The employer owns that letter. The fact that AI drafted it is not a defence. The s103A justification test under the Employment Relations Act 2000 does not ask how the document was produced. It asks whether the employer's process was fair and reasonable. An inaccurate allegation letter does not satisfy that test, regardless of its origin.

The same logic applies to AI-assisted performance assessments, redundancy reports, investigation summaries, and any other document that forms part of an employment process. If the AI-generated content is wrong — factually, legally, or contextually — and that error is not caught before the document is used, the employer has a problem that the tool cannot solve.

The ERA does not care what generated the letter. It cares whether the process was fair. An AI-generated error that was not verified before being acted on is the employer's error.

The verification gap

The Jones decision is useful not only for what it decides, but for what it reveals about how AI failure actually happens. The litigant presumably did not intend to mislead the Court. The AI produced plausible-looking output. The litigant accepted it. Nobody checked.

That sequence — plausible output, uncritical acceptance, consequential reliance — is the standard pattern of AI failure in professional settings. It is not a story about bad faith. It is a story about misplaced confidence in a tool that presents fabrications with the same confidence it presents accurate information.

This is what makes AI output different from most other forms of professional assistance. A junior lawyer who cites the wrong case will usually know they have done so.
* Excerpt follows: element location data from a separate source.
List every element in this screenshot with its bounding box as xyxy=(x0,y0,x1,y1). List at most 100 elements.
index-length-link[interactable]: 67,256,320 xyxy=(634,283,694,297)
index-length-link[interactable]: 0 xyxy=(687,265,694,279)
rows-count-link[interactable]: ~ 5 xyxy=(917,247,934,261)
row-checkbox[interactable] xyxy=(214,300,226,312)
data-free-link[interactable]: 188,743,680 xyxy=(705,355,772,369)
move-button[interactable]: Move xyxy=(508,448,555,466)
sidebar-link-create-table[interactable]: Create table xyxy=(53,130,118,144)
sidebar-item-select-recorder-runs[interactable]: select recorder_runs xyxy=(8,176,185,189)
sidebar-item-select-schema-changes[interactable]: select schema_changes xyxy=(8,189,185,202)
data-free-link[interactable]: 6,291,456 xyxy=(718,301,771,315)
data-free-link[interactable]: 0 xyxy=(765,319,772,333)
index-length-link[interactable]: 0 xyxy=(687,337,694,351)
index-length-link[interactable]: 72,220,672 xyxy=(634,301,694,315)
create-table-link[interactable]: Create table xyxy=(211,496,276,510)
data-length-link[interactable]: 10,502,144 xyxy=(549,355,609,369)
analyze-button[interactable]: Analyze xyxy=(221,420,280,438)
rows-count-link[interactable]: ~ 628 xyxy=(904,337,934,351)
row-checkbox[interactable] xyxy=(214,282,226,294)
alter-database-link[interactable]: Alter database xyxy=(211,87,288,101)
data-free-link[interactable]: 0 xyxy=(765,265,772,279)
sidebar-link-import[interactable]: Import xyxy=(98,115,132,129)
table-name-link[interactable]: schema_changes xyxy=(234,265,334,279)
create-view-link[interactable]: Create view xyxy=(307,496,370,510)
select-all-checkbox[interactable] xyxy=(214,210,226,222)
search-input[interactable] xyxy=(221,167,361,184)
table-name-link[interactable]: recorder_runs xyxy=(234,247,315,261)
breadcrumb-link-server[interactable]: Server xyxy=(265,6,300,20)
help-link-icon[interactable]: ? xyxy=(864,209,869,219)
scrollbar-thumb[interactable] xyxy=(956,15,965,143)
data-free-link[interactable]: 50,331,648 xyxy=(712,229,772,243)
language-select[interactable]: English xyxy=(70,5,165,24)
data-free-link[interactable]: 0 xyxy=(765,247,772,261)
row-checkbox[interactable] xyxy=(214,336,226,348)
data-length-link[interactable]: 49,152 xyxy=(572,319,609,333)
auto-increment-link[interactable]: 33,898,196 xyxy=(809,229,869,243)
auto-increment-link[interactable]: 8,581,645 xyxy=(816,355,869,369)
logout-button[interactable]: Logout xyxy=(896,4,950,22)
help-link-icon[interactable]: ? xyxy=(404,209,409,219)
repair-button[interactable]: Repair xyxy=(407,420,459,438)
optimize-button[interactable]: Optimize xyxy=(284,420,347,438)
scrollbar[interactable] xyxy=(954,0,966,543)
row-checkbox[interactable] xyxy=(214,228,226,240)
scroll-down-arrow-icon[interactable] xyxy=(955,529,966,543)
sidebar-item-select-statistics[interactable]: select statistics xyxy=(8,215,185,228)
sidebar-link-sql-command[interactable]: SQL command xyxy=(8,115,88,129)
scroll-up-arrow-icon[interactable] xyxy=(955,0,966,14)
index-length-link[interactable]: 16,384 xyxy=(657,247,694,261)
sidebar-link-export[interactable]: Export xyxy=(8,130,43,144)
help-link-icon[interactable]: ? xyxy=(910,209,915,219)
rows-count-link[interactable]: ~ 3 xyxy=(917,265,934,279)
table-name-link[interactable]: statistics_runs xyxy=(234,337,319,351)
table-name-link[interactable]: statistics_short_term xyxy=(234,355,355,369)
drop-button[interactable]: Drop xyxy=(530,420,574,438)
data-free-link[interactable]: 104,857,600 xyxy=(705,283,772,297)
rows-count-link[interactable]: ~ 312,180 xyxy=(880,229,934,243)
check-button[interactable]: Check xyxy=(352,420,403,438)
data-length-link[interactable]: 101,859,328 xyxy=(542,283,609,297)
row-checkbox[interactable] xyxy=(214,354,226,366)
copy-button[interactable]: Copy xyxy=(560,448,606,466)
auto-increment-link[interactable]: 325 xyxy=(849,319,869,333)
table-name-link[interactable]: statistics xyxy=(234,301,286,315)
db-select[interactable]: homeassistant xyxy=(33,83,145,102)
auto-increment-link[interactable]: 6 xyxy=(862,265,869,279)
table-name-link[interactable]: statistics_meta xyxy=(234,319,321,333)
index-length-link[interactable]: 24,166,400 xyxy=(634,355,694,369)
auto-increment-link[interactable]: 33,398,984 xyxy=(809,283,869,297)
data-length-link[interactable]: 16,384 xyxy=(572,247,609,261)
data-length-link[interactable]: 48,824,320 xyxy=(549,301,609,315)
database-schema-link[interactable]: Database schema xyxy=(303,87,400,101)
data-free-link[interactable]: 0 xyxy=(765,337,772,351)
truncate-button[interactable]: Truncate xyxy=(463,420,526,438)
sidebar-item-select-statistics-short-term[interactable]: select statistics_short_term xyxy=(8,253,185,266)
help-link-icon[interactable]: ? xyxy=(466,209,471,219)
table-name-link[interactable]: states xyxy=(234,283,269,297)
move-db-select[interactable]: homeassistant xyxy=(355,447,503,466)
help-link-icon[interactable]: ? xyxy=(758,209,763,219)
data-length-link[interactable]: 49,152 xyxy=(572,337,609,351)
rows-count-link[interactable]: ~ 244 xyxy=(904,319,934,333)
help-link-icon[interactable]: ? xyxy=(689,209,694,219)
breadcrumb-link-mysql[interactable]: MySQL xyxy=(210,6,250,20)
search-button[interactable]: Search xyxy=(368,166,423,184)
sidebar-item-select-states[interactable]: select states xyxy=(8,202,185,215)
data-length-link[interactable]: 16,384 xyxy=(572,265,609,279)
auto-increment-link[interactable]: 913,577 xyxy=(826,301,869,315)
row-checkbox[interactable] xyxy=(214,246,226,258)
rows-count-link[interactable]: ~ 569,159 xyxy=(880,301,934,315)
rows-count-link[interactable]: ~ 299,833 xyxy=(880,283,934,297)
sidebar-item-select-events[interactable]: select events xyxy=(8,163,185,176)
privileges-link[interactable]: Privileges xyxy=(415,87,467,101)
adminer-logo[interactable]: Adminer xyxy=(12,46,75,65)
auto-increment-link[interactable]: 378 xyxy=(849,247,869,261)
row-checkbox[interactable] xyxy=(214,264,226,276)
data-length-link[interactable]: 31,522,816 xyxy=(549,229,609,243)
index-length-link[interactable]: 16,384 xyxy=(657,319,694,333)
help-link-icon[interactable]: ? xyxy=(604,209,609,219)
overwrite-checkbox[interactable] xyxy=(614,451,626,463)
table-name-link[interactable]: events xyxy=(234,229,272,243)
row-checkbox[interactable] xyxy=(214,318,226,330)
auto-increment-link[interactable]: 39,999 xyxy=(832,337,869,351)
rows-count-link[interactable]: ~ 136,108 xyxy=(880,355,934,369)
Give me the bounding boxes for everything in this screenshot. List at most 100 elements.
An AI tool that hallucinates a citation presents it without qualification, without doubt, and without any signal that the reader should treat it differently from verified output — and will need someone to supervise the output. Because AI, as useful as it is, makes mistakes.

The verification gap is the space between what the AI produces and what is actually true. Closing that gap is the professional responsibility that Jones confirms belongs to the person using the tool.
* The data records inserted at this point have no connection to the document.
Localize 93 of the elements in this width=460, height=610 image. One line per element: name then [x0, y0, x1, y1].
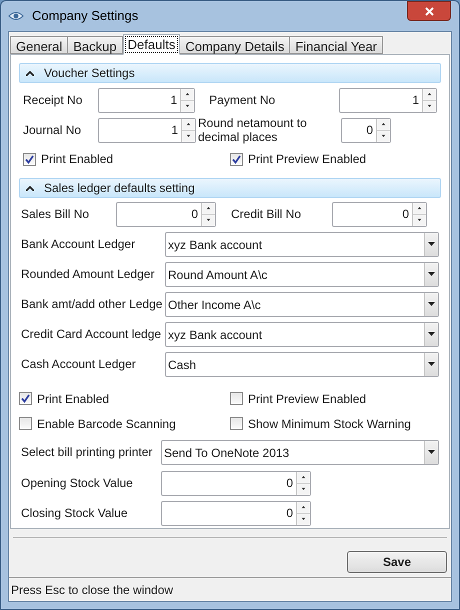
section-header[interactable]: Voucher Settings [19, 63, 441, 83]
up-arrow-icon [381, 122, 386, 126]
down-arrow-icon [427, 104, 432, 108]
field-label: Credit Bill No [230, 206, 302, 223]
field-label: Payment No [208, 92, 276, 109]
checkbox-label: Print Enabled [41, 151, 114, 168]
number-field[interactable]: 0 [116, 202, 216, 226]
spin-up-button[interactable] [377, 118, 390, 130]
number-field[interactable]: 0 [161, 470, 311, 496]
dropdown-field[interactable]: Cash [165, 352, 439, 376]
number-field[interactable]: 0 [332, 202, 427, 226]
close-icon [424, 6, 434, 16]
tab[interactable]: Backup [67, 36, 123, 54]
spin-down-button[interactable] [202, 214, 215, 226]
field-label: Round netamount to decimal places [197, 116, 308, 144]
field-label: Receipt No [23, 92, 84, 109]
number-field[interactable]: 0 [341, 118, 391, 142]
field-label: Closing Stock Value [21, 505, 128, 522]
spin-down-button[interactable] [297, 482, 310, 494]
section-title: Voucher Settings [44, 65, 135, 82]
up-arrow-icon [417, 206, 422, 210]
up-arrow-icon [186, 122, 191, 126]
field-label: Rounded Amount Ledger [21, 266, 156, 283]
number-field[interactable]: 0 [161, 500, 311, 526]
spin-down-button[interactable] [413, 214, 426, 226]
dropdown-field[interactable]: Other Income A\c [165, 292, 439, 316]
checkbox-label: Print Preview Enabled [248, 151, 366, 168]
field-label: Opening Stock Value [21, 475, 134, 492]
down-arrow-icon [417, 218, 422, 222]
dropdown-field[interactable]: Round Amount A\c [165, 262, 439, 286]
field-label: Bank Account Ledger [21, 236, 136, 253]
down-arrow-icon [301, 487, 306, 491]
checkbox[interactable] [19, 417, 32, 430]
spin-down-button[interactable] [297, 512, 310, 524]
window-title: Company Settings [32, 7, 138, 26]
spin-up-button[interactable] [182, 118, 195, 130]
dropdown-field[interactable]: xyz Bank account [165, 232, 439, 256]
checkbox[interactable] [230, 392, 243, 405]
spin-down-button[interactable] [377, 130, 390, 142]
field-label: Journal No [23, 122, 82, 139]
section-header[interactable]: Sales ledger defaults setting [19, 178, 441, 198]
close-button[interactable] [407, 1, 451, 21]
down-arrow-icon [186, 134, 191, 138]
checkbox-label: Show Minimum Stock Warning [248, 416, 411, 432]
checkbox-label: Print Enabled [37, 390, 110, 408]
tab[interactable]: General [10, 36, 68, 54]
checkbox[interactable] [23, 152, 36, 166]
section-title: Sales ledger defaults setting [44, 180, 195, 197]
dropdown-field[interactable]: Send To OneNote 2013 [161, 440, 439, 464]
field-label: Cash Account Ledger [21, 356, 137, 373]
up-arrow-icon [185, 92, 190, 96]
up-arrow-icon [301, 505, 306, 509]
tab[interactable]: Company Details [179, 36, 290, 54]
checkbox[interactable] [230, 152, 243, 166]
spin-up-button[interactable] [181, 88, 194, 100]
save-button[interactable]: Save [347, 551, 447, 573]
spin-down-button[interactable] [181, 100, 194, 112]
down-arrow-icon [381, 134, 386, 138]
field-label: Credit Card Account ledge [21, 326, 162, 343]
field-label: Select bill printing printer [21, 444, 154, 461]
caret-icon [428, 450, 435, 454]
up-arrow-icon [301, 475, 306, 479]
caret-icon [428, 302, 435, 306]
spin-up-button[interactable] [202, 202, 215, 214]
up-arrow-icon [206, 206, 211, 210]
number-field[interactable]: 1 [98, 88, 196, 112]
field-label: Bank amt/add other Ledge [21, 296, 164, 313]
eye-icon [8, 11, 24, 21]
tab[interactable]: Defaults [122, 34, 180, 55]
spin-up-button[interactable] [423, 88, 436, 100]
up-arrow-icon [427, 92, 432, 96]
status-text: Press Esc to close the window [11, 582, 174, 598]
tab[interactable]: Financial Year [289, 36, 383, 54]
down-arrow-icon [206, 218, 211, 222]
down-arrow-icon [185, 104, 190, 108]
field-label: Sales Bill No [21, 206, 90, 223]
checkbox[interactable] [19, 392, 32, 405]
spin-down-button[interactable] [423, 100, 436, 112]
spin-up-button[interactable] [413, 202, 426, 214]
number-field[interactable]: 1 [98, 118, 196, 142]
checkbox-label: Enable Barcode Scanning [37, 416, 176, 432]
number-field[interactable]: 1 [339, 88, 437, 112]
caret-icon [428, 272, 435, 276]
spin-up-button[interactable] [297, 472, 310, 482]
dropdown-field[interactable]: xyz Bank account [165, 322, 439, 346]
spin-up-button[interactable] [297, 502, 310, 512]
checkbox[interactable] [230, 417, 243, 430]
caret-icon [428, 332, 435, 336]
down-arrow-icon [301, 517, 306, 521]
checkbox-label: Print Preview Enabled [248, 390, 366, 408]
spin-down-button[interactable] [182, 130, 195, 142]
caret-icon [428, 242, 435, 246]
caret-icon [428, 362, 435, 366]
What responsible use looks like

None of this means AI should not be used. The Courts of New Zealand GenAI Guidelines, the Law Commission's ongoing review of automated decision-making, and the emerging body of case law all point toward the same destination: AI as a capable instrument, governed by human judgment and verified before reliance.

For lawyers, responsible use means:

For lawyers
  • Verifying every citation independently before filing — not trusting the tool's confidence as a substitute for checking the primary source.
  • Treating AI-drafted submissions as a starting point, not a finished product. The same scrutiny applied to a junior's work applies here, and then some.
  • Retaining the record of what AI produced and what human review occurred, so that process can be demonstrated if challenged.
For employers
  • Requiring human review of any AI-generated content before it is used in an employment process — disciplinary, investigative, or otherwise.
  • Checking AI output against the underlying facts. Not accepting that because the output reads well, it is accurate.
  • Documenting that review contemporaneously. The ability to show that a human checked and confirmed the AI's output is the difference between a defensible process and an exposed one.
A closing observation

Jones v Family Court at Whangārei is the strongest NZ authority to date on AI hallucination risk in professional practice. It will be cited. It will be used by counsel in proceedings where AI misuse is alleged. It may eventually inform the Law Commission's framework for automated decision-making.

What it already does, right now, is settle a question that some practitioners and employers have been treating as open: whether the accountability for AI output rests with the tool or the person who used it.

It rests with the person. It always did. The Supreme Court has simply confirmed it.